Participation
2

  • Attended an EA Global conference
  • Attended more than three meetings with a local EA group

Comments
8

Really valuable work - thank you. Looking forward to the Animal Welfare Alignment Newsletter!

I wonder how likely Canada is to join the US (whether through voluntary accession or forced annexation, or some other means), during an intelligence explosion. Very rough thoughts:

- Normal political base rates make this seem very low-probability. But the world where this is seriously entertained would very likely be far from "normal"
- If the US gains a permanent lead (not necessarily even a full DSA that could disable nuclear second-strike capability) over other AI-relevant countries, Canada might become much more strategically valuable because of land, water, energy, minerals, easier cooling for data centres, etc.
- The US might want Canada inside its security perimeter for many other reasons too.
- Canada would probably have very weak bargaining power if the US is far in the lead.
- But the US could probably get most benefits through softer, less extreme forms of integration?
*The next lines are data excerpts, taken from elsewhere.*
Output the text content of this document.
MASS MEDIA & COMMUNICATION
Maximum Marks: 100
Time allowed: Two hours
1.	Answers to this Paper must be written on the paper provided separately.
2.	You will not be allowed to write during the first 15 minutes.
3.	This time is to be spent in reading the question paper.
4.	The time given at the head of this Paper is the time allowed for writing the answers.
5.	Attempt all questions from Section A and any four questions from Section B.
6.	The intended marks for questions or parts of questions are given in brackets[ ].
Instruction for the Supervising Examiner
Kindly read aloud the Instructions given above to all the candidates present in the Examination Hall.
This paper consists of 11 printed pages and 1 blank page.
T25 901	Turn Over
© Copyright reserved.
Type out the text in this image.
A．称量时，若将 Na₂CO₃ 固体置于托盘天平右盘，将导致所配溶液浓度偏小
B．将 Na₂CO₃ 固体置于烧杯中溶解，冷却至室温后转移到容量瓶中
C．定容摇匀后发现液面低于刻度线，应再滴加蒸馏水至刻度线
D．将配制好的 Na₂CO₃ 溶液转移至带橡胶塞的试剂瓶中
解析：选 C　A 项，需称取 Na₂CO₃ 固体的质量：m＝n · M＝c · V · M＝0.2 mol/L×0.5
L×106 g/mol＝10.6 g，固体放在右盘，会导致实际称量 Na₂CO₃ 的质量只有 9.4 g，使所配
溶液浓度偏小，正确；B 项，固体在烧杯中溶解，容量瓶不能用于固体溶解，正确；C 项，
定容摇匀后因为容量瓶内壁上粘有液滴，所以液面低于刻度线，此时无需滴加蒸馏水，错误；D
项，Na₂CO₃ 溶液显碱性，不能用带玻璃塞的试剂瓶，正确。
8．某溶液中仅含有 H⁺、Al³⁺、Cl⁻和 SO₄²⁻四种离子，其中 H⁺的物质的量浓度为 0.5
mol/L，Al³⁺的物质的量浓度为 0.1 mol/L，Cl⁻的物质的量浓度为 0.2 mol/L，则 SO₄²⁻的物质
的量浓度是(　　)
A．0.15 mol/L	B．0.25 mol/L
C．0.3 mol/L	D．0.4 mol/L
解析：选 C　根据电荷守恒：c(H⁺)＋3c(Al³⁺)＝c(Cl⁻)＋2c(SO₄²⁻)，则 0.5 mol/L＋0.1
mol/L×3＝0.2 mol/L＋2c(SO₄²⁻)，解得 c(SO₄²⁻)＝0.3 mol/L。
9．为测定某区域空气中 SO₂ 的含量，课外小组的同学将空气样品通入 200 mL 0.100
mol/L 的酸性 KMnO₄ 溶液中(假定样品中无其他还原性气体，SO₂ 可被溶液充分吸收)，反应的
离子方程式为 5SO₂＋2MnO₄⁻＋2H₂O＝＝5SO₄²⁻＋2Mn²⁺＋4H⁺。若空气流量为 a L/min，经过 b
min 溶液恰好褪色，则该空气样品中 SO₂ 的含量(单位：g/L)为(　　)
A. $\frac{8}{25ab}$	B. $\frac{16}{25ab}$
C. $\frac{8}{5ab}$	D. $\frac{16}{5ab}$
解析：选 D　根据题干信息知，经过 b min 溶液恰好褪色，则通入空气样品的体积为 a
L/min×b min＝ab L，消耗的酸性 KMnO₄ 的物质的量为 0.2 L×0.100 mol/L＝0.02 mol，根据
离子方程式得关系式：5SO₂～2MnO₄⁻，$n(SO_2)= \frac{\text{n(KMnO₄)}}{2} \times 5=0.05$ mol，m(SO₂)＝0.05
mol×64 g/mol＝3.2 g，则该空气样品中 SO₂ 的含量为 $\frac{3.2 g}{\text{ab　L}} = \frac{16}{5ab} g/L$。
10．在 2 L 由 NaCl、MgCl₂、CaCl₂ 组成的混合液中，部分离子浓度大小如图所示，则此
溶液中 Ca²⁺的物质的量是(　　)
So I’d guess: annexation very unlikely, accession unlikely but possible, de facto integration much more likely. I'm trying to think through what this would imply for whether Canadian citizenship would matter (e.g. if somehow there's windfall clause related reason or similar benefits/opportunities).

Edit: clearly AI-2040 answered the question of what would happen to Canada! (joke)

Does anyone have good resources on where value might accrue in worlds where AI can do most (or all) cognitive labour (this Q also applies to physical labour, but is harder)?

Context is I’m interested in learning more about the question of whether “all/most value accrues to AI companies”. My current guess is that value probably just accrues to whatever remains hard to replicate, not necessarily to the model layer.

If you follow this line of reasoning, here are some  candidates for where value might end up:

  • Distribution and customer trust (I'd assume there's a decent chance users stick with institutions they already trust, especially in high-stakes domains?)
  • Proprietary workflows/data (i.e not just static datasets, but also embedded org context, feedback loops, tacit knowledge etc)
  • Regulatory permissions (e.g. medicine, law, finance, government procurement stuff)
  • Physical-world access (robots, factories, human relationships, and so on)
  • Compute/energy/inference (but TBC only insofar as these remain structurally scarce, not just temporarily supply-constrained).
  • Frontier model capability (only if a small number of AI companies maintain a persistent lead, or if integration costs are really high for some reason - which seems unikely due to strong commercial incentives for them to be easy)

(to be clear I think a world where value concentrates in frontier AI companies would be a worse world compared to one where it is more diffuse, due to power concentration concerns + generally more dynamism and resilience in that world).

Thanks for this! Firstly these seem like two separate Qs (“which actors am I most worried about?” vs the specific risks posed by defender-first access programmes).

My current guess (as a relatively uninformed outsider) is that the most worrying near-term category actors with some combination of pre-existing domain knowledge, operational access, and (obviously) intent. So in bio I guess this would mean: state/state-adjacent programmes, small highly motivated teams with wet-lab access, and maybe compromised actors inside institutions that give them access. I definitely don't currently think frontier models are good enough that a literal random person could cause catastrophe if they wanted to (though this could change).

Re defender-first access specifically: yeah makes sense that this could add risk. E.g. if there's stuff like insider misuse, account compromise/coercion, leakage of outputs/workflows, etc.

I don't really have more concrete thoughts beyond this. It would be interesting to see some analysis (if there isn't already one internally) on how robust OAI's Rosalind Biodefense and Anthropic's Project Glasswing are to risks from risky actors getting into the programme.

(Somewhat relatedly I remember reading somewhere that Mythos reportedly got accessed by some unauthorised users via a third-party private Discord group).

Thanks for your comment.

I’m not able to follow what you mean here, could you explain your points more simply?